Foi desse jeito, e com um sotaque recifense pra lá de gostoso e arretado, que a Luísa Ferreira, do blog Janelas Abertas, começou a nossa conversa. A voz ressaqueada já mostrava, no melhor estilo, que a noite anterior tinha sido de agitação.
“Viajar me permitiu descobrir quem eu sou longe das pessoas que já me conhecem, criar laços mais fortes com os amigos que fiz nos intercâmbios. Uma amiga me disse que eu era extrovertida, tinha vários amigos, vivia saindo à noite. Coisa que pra Luísa pré-intercâmbio seria improvável de alguém dizer. É sair das histórias que você contou pra si mesmo, sobre quem você é”.

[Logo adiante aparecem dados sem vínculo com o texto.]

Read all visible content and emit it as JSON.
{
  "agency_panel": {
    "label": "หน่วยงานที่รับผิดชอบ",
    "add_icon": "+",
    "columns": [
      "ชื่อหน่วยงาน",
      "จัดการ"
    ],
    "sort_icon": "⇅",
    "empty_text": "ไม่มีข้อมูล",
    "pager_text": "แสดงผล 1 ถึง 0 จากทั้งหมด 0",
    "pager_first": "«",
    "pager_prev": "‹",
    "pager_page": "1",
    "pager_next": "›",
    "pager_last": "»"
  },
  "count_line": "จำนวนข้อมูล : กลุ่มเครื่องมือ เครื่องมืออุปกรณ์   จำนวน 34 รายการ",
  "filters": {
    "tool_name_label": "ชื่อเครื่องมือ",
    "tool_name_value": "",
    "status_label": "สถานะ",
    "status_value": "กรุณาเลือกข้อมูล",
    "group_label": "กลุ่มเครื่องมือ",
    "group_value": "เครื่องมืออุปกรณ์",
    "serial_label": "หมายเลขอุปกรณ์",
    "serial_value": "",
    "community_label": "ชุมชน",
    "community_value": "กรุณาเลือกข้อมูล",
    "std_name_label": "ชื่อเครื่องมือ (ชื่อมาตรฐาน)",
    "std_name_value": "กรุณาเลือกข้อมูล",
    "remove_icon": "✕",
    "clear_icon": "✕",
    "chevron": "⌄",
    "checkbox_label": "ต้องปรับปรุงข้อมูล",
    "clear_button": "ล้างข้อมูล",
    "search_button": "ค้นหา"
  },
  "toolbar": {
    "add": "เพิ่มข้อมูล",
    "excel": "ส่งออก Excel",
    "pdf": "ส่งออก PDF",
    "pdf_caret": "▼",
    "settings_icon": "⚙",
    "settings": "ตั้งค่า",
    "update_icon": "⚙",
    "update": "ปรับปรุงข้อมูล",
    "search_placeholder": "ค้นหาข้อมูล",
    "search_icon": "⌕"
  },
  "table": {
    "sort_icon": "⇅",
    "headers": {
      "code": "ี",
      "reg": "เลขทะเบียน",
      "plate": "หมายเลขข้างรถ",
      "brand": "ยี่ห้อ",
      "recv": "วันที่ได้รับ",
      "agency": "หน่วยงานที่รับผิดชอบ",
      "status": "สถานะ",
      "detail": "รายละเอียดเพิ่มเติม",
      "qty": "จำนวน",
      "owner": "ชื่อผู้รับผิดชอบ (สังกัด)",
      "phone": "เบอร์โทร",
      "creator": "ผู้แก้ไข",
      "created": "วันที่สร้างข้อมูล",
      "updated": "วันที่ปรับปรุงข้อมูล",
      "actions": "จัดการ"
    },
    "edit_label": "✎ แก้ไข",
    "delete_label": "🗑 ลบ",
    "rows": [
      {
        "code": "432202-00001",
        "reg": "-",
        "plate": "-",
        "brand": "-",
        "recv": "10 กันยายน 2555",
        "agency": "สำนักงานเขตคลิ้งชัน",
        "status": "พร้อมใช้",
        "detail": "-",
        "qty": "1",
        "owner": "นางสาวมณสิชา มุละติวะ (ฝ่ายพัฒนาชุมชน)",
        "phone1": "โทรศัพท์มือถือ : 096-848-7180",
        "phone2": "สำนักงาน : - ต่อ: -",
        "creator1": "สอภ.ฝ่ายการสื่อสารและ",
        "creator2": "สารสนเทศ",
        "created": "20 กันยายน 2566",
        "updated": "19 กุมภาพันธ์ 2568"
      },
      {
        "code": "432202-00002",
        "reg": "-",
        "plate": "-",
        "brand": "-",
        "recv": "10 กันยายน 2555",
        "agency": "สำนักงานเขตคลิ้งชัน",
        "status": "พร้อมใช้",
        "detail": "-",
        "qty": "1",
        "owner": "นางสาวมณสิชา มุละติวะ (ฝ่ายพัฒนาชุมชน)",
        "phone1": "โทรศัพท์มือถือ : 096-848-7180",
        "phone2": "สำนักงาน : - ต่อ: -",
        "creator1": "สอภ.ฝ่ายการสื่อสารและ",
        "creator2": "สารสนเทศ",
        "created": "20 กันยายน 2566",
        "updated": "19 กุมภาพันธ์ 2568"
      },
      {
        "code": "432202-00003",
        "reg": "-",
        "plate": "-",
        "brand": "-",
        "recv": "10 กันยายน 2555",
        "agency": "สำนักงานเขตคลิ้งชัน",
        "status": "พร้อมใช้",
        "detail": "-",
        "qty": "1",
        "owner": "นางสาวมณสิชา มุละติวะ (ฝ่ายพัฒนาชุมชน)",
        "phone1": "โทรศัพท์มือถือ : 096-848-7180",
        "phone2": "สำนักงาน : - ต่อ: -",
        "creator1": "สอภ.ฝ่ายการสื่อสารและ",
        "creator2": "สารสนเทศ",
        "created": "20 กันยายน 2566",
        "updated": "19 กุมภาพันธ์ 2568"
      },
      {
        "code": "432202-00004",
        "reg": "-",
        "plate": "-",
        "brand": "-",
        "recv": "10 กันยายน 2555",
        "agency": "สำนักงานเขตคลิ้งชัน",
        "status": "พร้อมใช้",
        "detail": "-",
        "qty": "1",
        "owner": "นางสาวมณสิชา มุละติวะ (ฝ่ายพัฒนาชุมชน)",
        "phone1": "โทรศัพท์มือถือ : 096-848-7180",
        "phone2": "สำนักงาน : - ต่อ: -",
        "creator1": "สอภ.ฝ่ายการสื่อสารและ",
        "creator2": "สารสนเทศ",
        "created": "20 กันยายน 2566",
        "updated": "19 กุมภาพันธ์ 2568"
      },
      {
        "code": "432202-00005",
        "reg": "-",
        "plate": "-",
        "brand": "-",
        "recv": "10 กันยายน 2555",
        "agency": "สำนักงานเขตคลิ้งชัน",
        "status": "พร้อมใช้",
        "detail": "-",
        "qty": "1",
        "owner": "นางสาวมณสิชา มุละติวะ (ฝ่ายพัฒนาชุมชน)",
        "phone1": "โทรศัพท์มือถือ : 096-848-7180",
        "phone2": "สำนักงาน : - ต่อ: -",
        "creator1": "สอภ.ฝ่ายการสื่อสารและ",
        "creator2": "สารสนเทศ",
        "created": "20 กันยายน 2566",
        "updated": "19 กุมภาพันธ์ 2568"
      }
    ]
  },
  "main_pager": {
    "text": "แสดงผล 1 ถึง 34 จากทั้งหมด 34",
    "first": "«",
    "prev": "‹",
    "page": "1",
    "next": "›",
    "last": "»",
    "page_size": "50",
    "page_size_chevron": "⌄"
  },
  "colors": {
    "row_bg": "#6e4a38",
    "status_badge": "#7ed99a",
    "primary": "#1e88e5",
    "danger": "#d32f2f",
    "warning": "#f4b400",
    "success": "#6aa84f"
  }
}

A primeira viagem internacional veio ainda na adolescência. A menina tímida entrou sozinha em um avião e desembarcou na Califórnia, para visitar os tios. A tensão foi tanta que ela passou mal do embarque até o final do percurso. E se você pensa que foi só pelo avião, se engana. Ela também morria de vergonha de ter que se comunicar com os americanos, mesmo dominando o inglês. Mas quem disse que só de más memórias vive a mulher destemida e atrás de novas aventuras? Esse caso serviu pra mostrar que, por mais que o medo esteja ali do lado, sair da zona de conforto é um caminho sem volta. Ainda bem!
Tanto é que, em 2009, quatro anos depois da primeira viagem, lá estava ela de novo, indo viajar sozinha. A bola da vez foi um intercâmbio de um mês em Buenos Aires, para estudar espanhol e criar coragem pra encarar um intercâmbio maior na Espanha. E depois desse, ainda teve um mestrado na França. Desde então, ninguém segura mais essa mulher!
Luísa diz que sempre foi tímida e que não entendia a ansiedade como um problema com tratamento. Sempre achou que tinha algo errado com ela. Quando alguma coisa a tirava de sua zona de conforto, ela tinhas reações físicas, de passar mal, como aconteceu na primeira vez que foi para os Estados Unidos. Para conseguir se encontrar, além de ajuda profissional, ela resolveu viajar.
A primeira vez viajando sozinha, na verdade, não foi legal. Ela conta que não estava pronta, precisava resolver uns problemas consigo mesma antes. E para muitas pessoas que viajam sozinhas pela primeira vez a situação também pode ser a mesma. Você pode ter azar, as circunstâncias não serem das melhores ou simplesmente não se sentir plena o suficiente. Mas não desista, diz a Luisa, tenha paciência que, mesmo que aos poucos, você vai acabar sabendo o que quer. E vai até descobrir que o não se sentir plena todo o tempo também faz parte do aprendizado.
A constatação de que a Luísa é a melhor companhia da Luísa veio em Buenos Aires, quando ela estava andando sozinha pelas ruas, com um fone de ouvido e a mais pura sensação de liberdade. E esse sentimento, esse poder, quando sentido pela primeira vez, não tem nada no mundo que o repita.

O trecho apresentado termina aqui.